High-Speed Ground Transportation Act of 1965
- Long title: An Act to authorize the Secretary of Commerce to undertake research and development in high speed ground transportation, and for other purposes
- Enacted by: the 89th United States Congress

Citations
- Public law: Pub. L. 89–220
- Statutes at Large: 79 Stat. 893

Legislative history
- Signed into law by President Lyndon B. Johnson on September 30, 1965;

= High-Speed Ground Transportation Act of 1965 =

U.S. legislation to foster the use of high-speed rail

The High-Speed Ground Transportation Act of 1965 (Public Law 89-220, 79 Stat. 893) was the first attempt by the U.S. Congress to foster the growth of high-speed rail in the U.S. The High Speed Ground Transportation Act was introduced immediately following the creation of Japan's first high-speed Shinkansen, or "bullet train" and was signed into law by President Lyndon B. Johnson as part of his Great Society infrastructure building initiatives. Johnson's remarks upon signing the bill included the following:

In recent decades, we have achieved technological miracles in our transportation. But there is one great exception.

We have airplanes which fly three times faster than sound. We have television cameras that are orbiting Mars. But we have the same tired and inadequate mass transportation between our towns and cities that we had 30 years ago.

Today, as we meet here in this historic room where Abigail Adams hung out her washing, an astronaut can orbit the earth faster than a man on the ground can get from New York to Washington. Yet, the same science and technology which gave us our airplanes and our space probes, I believe, could also give us better and faster and more economical transportation on the ground. And a lot of us need it more on the ground than we need it orbiting the earth.

So I hope this meeting this morning will provide a platform for us to get that kind of transportation. We must do it. We must start getting it now. In the past 15 years, travel between our cities has more than doubled. By 1985--only 20 years away--we will have 75 million more Americans in this country. And those 75 million will be doing a great deal more traveling.

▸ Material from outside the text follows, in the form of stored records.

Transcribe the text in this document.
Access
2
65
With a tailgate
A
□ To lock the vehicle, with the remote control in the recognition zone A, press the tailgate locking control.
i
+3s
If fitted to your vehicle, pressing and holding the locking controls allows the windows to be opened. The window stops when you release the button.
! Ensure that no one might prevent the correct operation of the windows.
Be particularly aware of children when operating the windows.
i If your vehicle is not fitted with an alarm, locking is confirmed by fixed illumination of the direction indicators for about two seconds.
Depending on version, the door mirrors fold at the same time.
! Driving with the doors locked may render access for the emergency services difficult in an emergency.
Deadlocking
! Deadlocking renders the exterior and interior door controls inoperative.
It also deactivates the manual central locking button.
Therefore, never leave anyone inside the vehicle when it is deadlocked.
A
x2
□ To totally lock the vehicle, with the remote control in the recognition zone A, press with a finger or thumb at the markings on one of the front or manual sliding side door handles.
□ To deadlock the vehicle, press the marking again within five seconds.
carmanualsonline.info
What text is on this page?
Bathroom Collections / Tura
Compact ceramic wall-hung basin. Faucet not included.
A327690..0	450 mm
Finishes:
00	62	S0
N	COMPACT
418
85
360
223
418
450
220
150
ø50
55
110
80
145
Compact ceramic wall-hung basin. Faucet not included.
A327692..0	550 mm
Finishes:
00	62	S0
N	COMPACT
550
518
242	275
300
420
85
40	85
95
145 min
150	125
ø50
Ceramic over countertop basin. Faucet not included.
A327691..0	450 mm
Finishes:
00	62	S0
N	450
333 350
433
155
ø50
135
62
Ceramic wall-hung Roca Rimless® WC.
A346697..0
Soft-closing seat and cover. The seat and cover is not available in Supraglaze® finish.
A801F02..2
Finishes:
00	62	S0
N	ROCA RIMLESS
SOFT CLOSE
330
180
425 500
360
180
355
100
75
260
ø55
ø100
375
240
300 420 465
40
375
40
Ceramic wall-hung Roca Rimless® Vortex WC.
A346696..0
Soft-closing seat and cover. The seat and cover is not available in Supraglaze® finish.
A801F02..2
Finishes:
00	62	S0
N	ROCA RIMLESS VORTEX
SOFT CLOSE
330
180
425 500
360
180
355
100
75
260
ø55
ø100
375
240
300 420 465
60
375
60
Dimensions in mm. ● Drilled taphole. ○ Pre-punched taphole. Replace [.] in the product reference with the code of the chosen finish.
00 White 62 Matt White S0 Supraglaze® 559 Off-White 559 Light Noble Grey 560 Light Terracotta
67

So, we must find ways to move more people, to move these people faster, and to move them with greater comfort and with more safety.

This bill is a first step toward accomplishing some of those objectives.

One product of the bill was the creation of regular Metroliner service between New York City and Washington, D.C., at speeds which averaged 90.1 miles per hour (145 km/h), faster than even Acela Express trains operated between the two cities in 2012. The bill also resulted in the creation of the Office of High-Speed Ground Transportation in the Department of Commerce.

Senator Claiborne Pell was thanked by President Johnson for his persistence in pushing the High-Speed Ground Transportation Act of 1965 through congress and repeatedly bringing the issue to the president's attention.

The High Speed-Ground Transportation Act received broad bi-partisan support with only 23 out of 432 members of the U.S. House of Representatives voting against the act.

==Later attempts to build high-speed rail in the U.S.==

President Barack Obama repeatedly asked Congress for funding for high-speed rail projects. However, no high-speed rail projects had been completed by the end of his second term in 2017. Despite this, two high-speed rail projects are currently under construction as of 2024. The California High-Speed Rail project, eventually linking the 5 largest cities in California, is planned to have its first operating segment, between Merced and Bakersfield, begin passenger service as soon as 2030. The Brightline West project is planned to be privately operated and link the Las Vegas Valley and Rancho Cucamonga in the Greater Los Angeles area, with service set to begin in as soon as 2028.